Procter & Gamble
Designing a dishwashing tool that makes an everyday chore feel more intuitive, practical, and delightful.
Role
Timeline
Sept 2024-Dec 2024
Team
Riley Nicholson
Eva Ford
Ibra Bah
Johnny Chen
This case study is still under construction, but hereβs a quick look at the work I did!
In a sponsored project with Procter & Gamble, our team explored how to improve the dishwashing experience through a human-centered product direction for Dawn. Because the project is under NDA, this case study focuses on my process across research, prototyping, and concept development.
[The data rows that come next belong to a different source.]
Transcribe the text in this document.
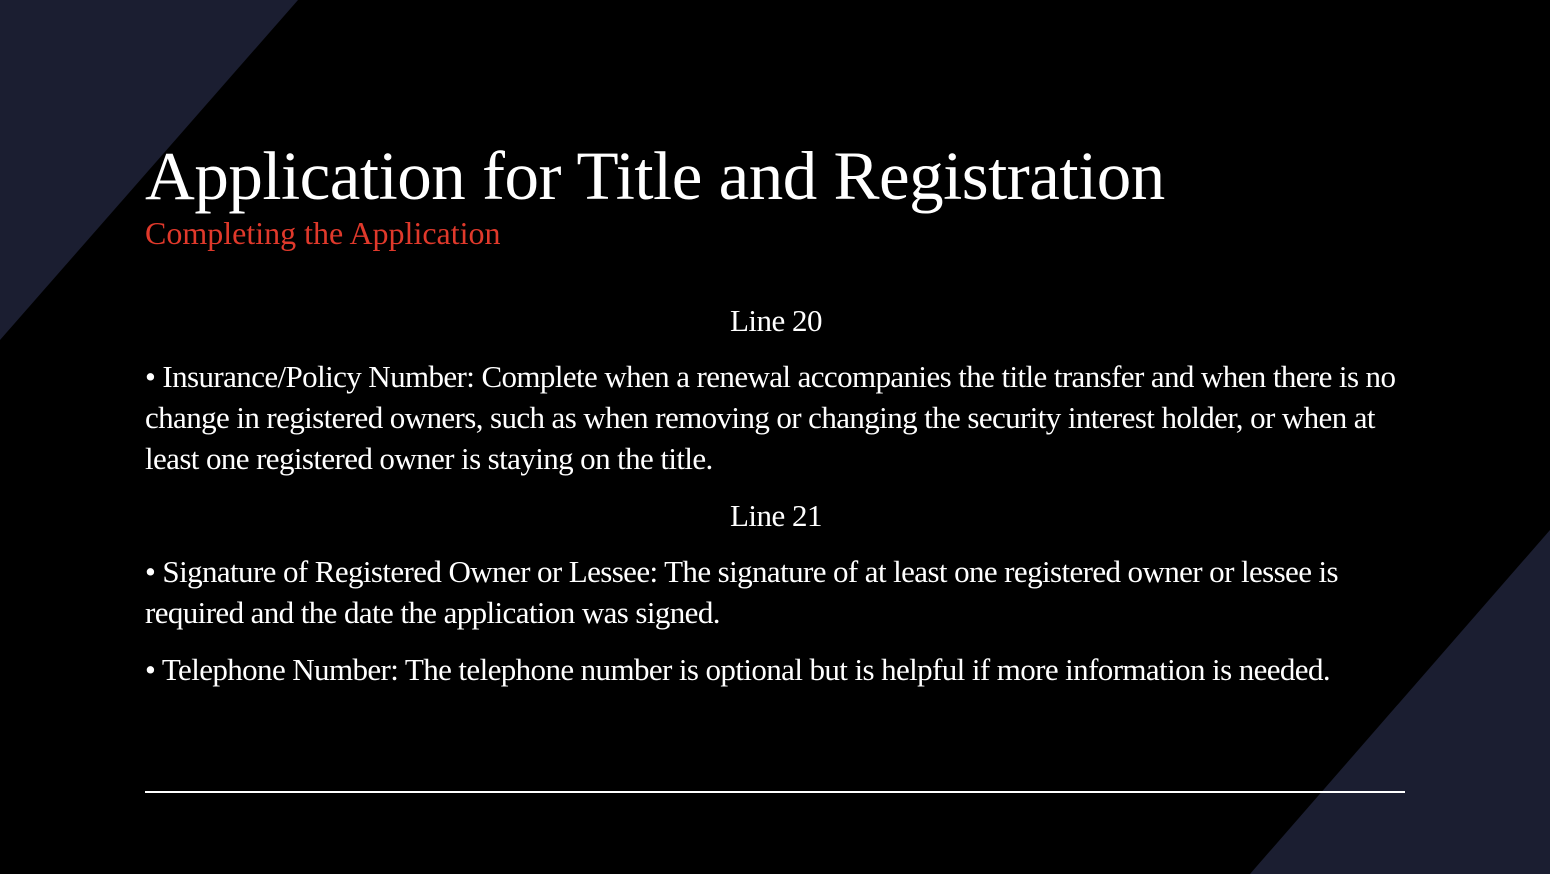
Application for Title and Registration

Completing the Application

Line 20

• Insurance/Policy Number: Complete when a renewal accompanies the title transfer and when there is no change in registered owners, such as when removing or changing the security interest holder, or when at least one registered owner is staying on the title.

Line 21

• Signature of Registered Owner or Lessee: The signature of at least one registered owner or lessee is required and the date the application was signed.

• Telephone Number: The telephone number is optional but is helpful if more information is needed.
As the lead researcher and designer, I translated consumer insights into an early product vision that balanced usability, delight, brand fit, and feasibility. Through in-home interviews, task observation, testing, and iterative prototyping, we uncovered small but repeated frustrations in the dishwashing routine and shaped them into a final concept presented to P&G leadership at headquarters.
My role
I led research across three rounds of iteration and helped shape the early product vision as both a researcher and designer. My work spanned user insight synthesis, concept development, early prototyping, and visual product direction, including color, finish, silhouette, and alignment with the Dawn brand.
I also collaborated with engineers to make sure the design direction was feasible, not just desirable, so our final concept could respond to real user needs while staying grounded in practical product constraints.
Research Process
The biggest learning for me was that the strongest ideas often come from observing familiar routines closely and noticing the small frustrations people have learned to work around.
Outcome & Reflection

At the end of the project, our team presented a final product direction to P&G leadership at their headquarters in Cincinnati. The concept balanced consumer needs, tactile usability, Dawn brand alignment, and product feasibility, while staying grounded in the behaviors and pain points we uncovered through research.
This project showed me how much design opportunity lives in the details of everyday behavior. The strongest ideas came from watching how people actually moved through a familiar routine and identifying the small frustrations they had normalized. It taught me that meaningful innovation does not always have to be loud. Sometimes, it comes from making a mundane task feel easier, more intuitive, and even a little more delightful.
Yay! We've made it to the finish line.